'Lipid asymmetry' plays key role in activating immune cells
A cell's membrane is its natural barrier between the inside of a cell and the outside world—composed of a double layer (bilayer) of lipids (such as fats, waxes, sterols, or fat-soluble vitamins). Intriguingly, it's been known for decades that the layer facing the inside of cells is made of different lipids than the outside-facing layer.
This "lipid asymmetry," or lack of symmetry, is regulated via a variety of proteins and demands a high amount of energy from the cell. Since the cell invests resources toward keeping the lipids asymmetrically distributed equally between the two sides of the bilayer, the process is vital to its function. Dying cells, which permanently lose their lipid asymmetry, are targeted by the immune system for elimination.
Because different lipids create membranes with different physical properties, a group of McGovern Medical School researchers wondered whether different lipid compositions in the bilayer could also lead to different physical properties.
During the 62nd Biophysical Society Annual Meeting, held Feb. 17-21, in San Francisco, California, Joseph H. Lorent, a postdoctoral researcher, and Ilya Levental, an assistant professor, will present their work exploring lipid asymmetry's role in immune cell activation.
A variety of fluorescent probes can provide insights about the general physical properties of membranes. But these probes tend to stain both sides of the plasma membrane—making it impossible to independently measure the two layers of the bilayer.

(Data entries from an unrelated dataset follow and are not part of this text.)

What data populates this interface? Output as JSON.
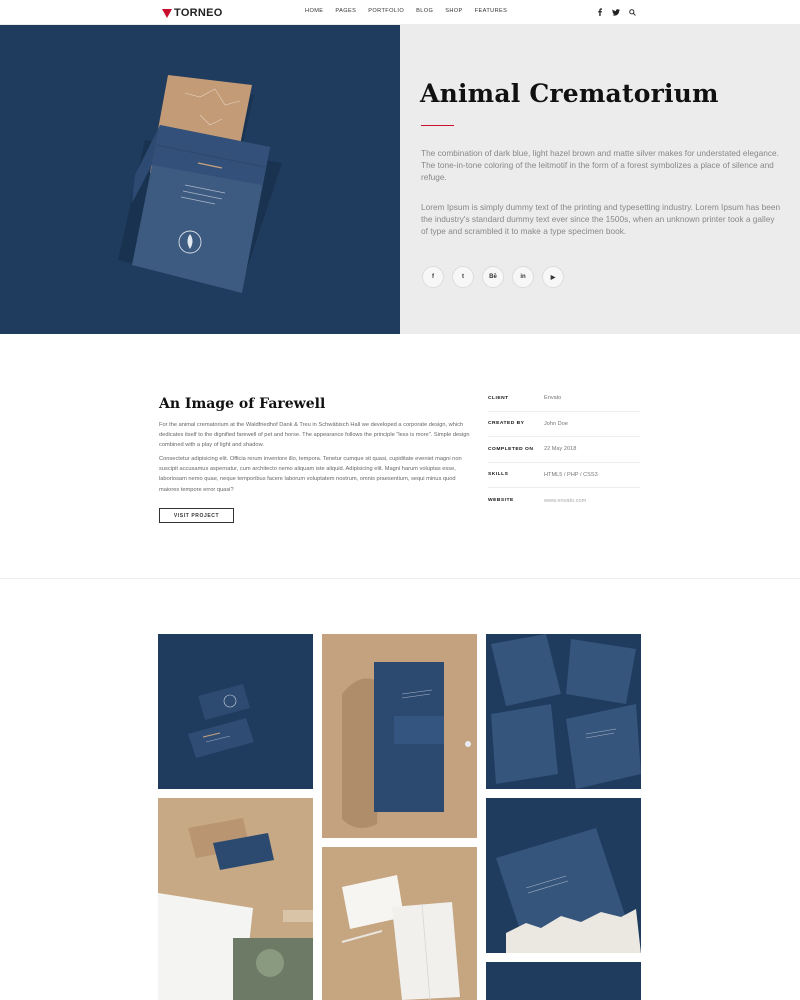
{
  "header": {
    "logo": "TORNEO",
    "nav": [
      "HOME",
      "PAGES",
      "PORTFOLIO",
      "BLOG",
      "SHOP",
      "FEATURES"
    ],
    "icons": [
      "facebook-icon",
      "twitter-icon",
      "search-icon"
    ]
  },
  "hero": {
    "title": "Animal Crematorium",
    "p1": "The combination of dark blue, light hazel brown and matte silver makes for understated elegance. The tone-in-tone coloring of the leitmotif in the form of a forest symbolizes a place of silence and refuge.",
    "p2": "Lorem Ipsum is simply dummy text of the printing and typesetting industry. Lorem Ipsum has been the industry's standard dummy text ever since the 1500s, when an unknown printer took a galley of type and scrambled it to make a type specimen book.",
    "social": [
      {
        "name": "facebook-icon",
        "glyph": "f"
      },
      {
        "name": "twitter-icon",
        "glyph": "t"
      },
      {
        "name": "behance-icon",
        "glyph": "Bē"
      },
      {
        "name": "linkedin-icon",
        "glyph": "in"
      },
      {
        "name": "youtube-icon",
        "glyph": "▶"
      }
    ]
  },
  "info": {
    "title": "An Image of Farewell",
    "p1": "For the animal crematorium at the Waldfriedhof Dank & Treu in Schwäbisch Hall we developed a corporate design, which dedicates itself to the dignified farewell of pet and horse. The appearance follows the principle \"less is more\". Simple design combined with a play of light and shadow.",
    "p2": "Consectetur adipisicing elit. Officia rerum inventore illo, tempora. Tenetur cumque sit quasi, cupiditate eveniet magni non suscipit accusamus aspernatur, cum architecto nemo aliquam iste aliquid. Adipisicing elit. Magni harum voluptas esse, laboriosam nemo quae, neque temporibus facere laborum voluptatem nostrum, omnis praesentium, sequi minus quod maiores tempore error quasi?",
    "button": "VISIT PROJECT"
  },
  "details": [
    {
      "label": "CLIENT",
      "value": "Envato"
    },
    {
      "label": "CREATED BY",
      "value": "John Doe"
    },
    {
      "label": "COMPLETED ON",
      "value": "22 May 2018"
    },
    {
      "label": "SKILLS",
      "value": "HTML5 / PHP / CSS3"
    },
    {
      "label": "WEBSITE",
      "value": "www.envato.com"
    }
  ],
  "colors": {
    "accent": "#c8102e",
    "navy": "#1e3a5c",
    "kraft": "#b89a76",
    "light_gray": "#ececec"
  }
}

"To overcome it, we use a trick where we inject the probe directly inside single cells using a tiny glass syringe like the kind used for extracting nuclei out of cells for cloning," Lorent said. "This allows us to visualize specifically half of the membrane facing the [inside of the cell]."

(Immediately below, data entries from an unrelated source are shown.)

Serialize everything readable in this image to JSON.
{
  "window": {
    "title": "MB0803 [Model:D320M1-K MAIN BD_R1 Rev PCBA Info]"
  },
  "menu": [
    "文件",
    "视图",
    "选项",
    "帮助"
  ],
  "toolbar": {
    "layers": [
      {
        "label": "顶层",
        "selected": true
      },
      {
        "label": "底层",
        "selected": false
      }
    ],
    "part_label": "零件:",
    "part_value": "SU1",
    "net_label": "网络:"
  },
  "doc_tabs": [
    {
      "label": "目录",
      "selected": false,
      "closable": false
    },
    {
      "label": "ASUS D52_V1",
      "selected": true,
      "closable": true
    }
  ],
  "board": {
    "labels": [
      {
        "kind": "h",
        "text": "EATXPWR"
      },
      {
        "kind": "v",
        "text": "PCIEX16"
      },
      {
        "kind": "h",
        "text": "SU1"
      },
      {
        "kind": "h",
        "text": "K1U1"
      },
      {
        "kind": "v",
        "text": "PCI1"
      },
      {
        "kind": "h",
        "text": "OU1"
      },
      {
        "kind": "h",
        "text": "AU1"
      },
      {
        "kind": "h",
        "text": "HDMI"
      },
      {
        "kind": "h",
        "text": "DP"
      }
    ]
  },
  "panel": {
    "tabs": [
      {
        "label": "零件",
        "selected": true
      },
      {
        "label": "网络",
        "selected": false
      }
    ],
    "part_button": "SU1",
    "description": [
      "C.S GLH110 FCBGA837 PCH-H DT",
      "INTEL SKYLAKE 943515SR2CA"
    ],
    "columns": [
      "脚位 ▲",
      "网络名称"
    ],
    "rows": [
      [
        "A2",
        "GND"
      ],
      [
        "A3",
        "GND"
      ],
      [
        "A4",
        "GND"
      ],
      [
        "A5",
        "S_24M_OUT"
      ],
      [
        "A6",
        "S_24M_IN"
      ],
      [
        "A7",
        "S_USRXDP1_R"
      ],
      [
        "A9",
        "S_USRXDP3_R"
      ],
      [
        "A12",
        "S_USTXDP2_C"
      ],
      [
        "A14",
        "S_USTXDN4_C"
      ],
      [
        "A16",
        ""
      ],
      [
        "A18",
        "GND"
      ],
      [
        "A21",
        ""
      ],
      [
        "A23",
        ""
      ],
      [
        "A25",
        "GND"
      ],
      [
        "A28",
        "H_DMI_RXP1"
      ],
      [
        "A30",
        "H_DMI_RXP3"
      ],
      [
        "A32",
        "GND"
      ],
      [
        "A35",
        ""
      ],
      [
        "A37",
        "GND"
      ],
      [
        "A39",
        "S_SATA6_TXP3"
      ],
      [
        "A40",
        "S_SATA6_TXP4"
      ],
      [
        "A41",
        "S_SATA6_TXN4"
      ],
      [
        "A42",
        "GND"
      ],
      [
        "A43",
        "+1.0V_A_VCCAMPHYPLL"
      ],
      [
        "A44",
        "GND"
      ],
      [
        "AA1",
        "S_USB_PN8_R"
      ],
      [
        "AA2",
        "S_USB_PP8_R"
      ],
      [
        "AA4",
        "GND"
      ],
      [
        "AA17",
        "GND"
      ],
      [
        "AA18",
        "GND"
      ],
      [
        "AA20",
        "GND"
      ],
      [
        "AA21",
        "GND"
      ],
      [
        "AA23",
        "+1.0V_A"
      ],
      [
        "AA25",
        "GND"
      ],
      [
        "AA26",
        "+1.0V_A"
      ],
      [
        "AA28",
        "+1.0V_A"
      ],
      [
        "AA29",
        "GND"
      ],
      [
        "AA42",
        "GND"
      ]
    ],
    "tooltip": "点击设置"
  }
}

Now the researchers could see the changes between the inside and outside bilayer. "The differences were obvious and striking," Lorent said. "By preventing the loss of membrane asymmetry, we inhibited the immune response."
The team found that adjusting the lipid asymmetry of the membrane was important to the immune cells functioning. "In the long run, by knowing how lipid asymmetry is involved in cell signaling, we might be able to 'tune' certain immune responses or even cell death through the regulation of lipid asymmetry," Levental said. "This might involve treatments for allergies, inflammation or possibly even cancer."